# What is Common ?

1. Dec 7, 2004

### aisha

Find the exact value of x: 25^x-30(5^x)+125=0 what is the common base? I thought it was 5 but not for 30.

2. Dec 7, 2004

### ascky

Have a look at the form of the equation... can you do a subsitution?

3. Dec 7, 2004

### Tide

HINT: Observe that $25 = 5^2$

4. Dec 7, 2004

### primarygun

Also, simplify the equation first.

5. Dec 7, 2004

### aisha

First of all can the -30(5^x) be multiplied? to =-150^x
Next I let A=5^x and then my equation became A^2-30+125=0 so A^2+95 I dont think I did this right and if I did then what do I do next A=square root of -95?

6. Dec 7, 2004

### hypermorphism

Nope.

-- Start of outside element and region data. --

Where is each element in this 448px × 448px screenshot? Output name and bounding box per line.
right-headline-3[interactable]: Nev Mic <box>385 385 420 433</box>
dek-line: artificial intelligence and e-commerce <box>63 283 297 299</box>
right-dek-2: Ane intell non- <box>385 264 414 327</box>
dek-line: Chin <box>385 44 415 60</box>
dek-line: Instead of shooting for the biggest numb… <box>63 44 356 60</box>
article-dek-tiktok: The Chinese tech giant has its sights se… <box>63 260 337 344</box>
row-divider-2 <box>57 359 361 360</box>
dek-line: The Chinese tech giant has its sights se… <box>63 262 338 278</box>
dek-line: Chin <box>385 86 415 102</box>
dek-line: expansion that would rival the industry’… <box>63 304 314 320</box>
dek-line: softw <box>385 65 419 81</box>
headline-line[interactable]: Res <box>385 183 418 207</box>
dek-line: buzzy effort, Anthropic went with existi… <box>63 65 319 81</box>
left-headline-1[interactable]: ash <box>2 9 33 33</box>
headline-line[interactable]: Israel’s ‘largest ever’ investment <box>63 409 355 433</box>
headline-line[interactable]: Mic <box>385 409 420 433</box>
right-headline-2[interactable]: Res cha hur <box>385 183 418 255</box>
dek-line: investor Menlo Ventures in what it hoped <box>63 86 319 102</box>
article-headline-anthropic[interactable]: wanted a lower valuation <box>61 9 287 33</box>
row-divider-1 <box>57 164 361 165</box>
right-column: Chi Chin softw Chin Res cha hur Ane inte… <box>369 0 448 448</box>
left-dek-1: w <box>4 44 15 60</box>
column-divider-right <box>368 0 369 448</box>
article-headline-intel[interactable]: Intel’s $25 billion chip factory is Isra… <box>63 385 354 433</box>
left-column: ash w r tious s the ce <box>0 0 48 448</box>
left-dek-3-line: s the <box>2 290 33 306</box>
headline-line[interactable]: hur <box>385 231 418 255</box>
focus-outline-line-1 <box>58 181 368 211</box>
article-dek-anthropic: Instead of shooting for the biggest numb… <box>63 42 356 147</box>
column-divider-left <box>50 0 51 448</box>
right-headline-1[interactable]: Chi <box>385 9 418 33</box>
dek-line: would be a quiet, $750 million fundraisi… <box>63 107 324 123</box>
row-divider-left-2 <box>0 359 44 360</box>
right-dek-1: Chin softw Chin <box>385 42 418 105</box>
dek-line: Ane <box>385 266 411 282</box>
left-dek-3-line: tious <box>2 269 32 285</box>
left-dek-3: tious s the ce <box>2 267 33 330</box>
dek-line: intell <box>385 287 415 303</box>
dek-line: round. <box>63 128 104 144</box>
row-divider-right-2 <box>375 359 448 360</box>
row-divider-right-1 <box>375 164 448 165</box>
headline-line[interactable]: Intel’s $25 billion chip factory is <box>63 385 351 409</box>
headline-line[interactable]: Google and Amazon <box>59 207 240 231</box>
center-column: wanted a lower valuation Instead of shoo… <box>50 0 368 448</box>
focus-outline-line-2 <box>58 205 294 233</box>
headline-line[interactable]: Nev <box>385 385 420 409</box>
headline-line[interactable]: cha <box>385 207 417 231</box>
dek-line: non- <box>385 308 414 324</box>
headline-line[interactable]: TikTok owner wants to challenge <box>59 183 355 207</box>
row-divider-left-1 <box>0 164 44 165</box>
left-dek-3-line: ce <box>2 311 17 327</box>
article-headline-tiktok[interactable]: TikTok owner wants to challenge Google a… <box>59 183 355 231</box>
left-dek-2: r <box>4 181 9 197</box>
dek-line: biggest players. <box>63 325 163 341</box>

Observe that 2*3^4 = 2*(3^4) = 2*3*3*3*3. On the other hand, (2*3)^4 = 2*2*2*2*3*3*3*3 which is definitely not equivalent.
Note that your equation can be written (5^x)^2 - 30(5^x) + 125 = 0, so if A = 5^x, the equation becomes A^2 - 30A + 125 = 0.

7. Dec 7, 2004

### aisha

Ok I factored that and got (A-5) (A-25) A=5 or A=25 sooo 5^x=5 or 5^x=25
x=1 or x=2 are my solutions correct? Can there be two values for x?

8. Dec 7, 2004

### hypermorphism

Plug the values of x you solved for back into the original equation to see if they work.

9. Dec 8, 2004

### primarygun

Yeah! This is the best method to vertify the answer.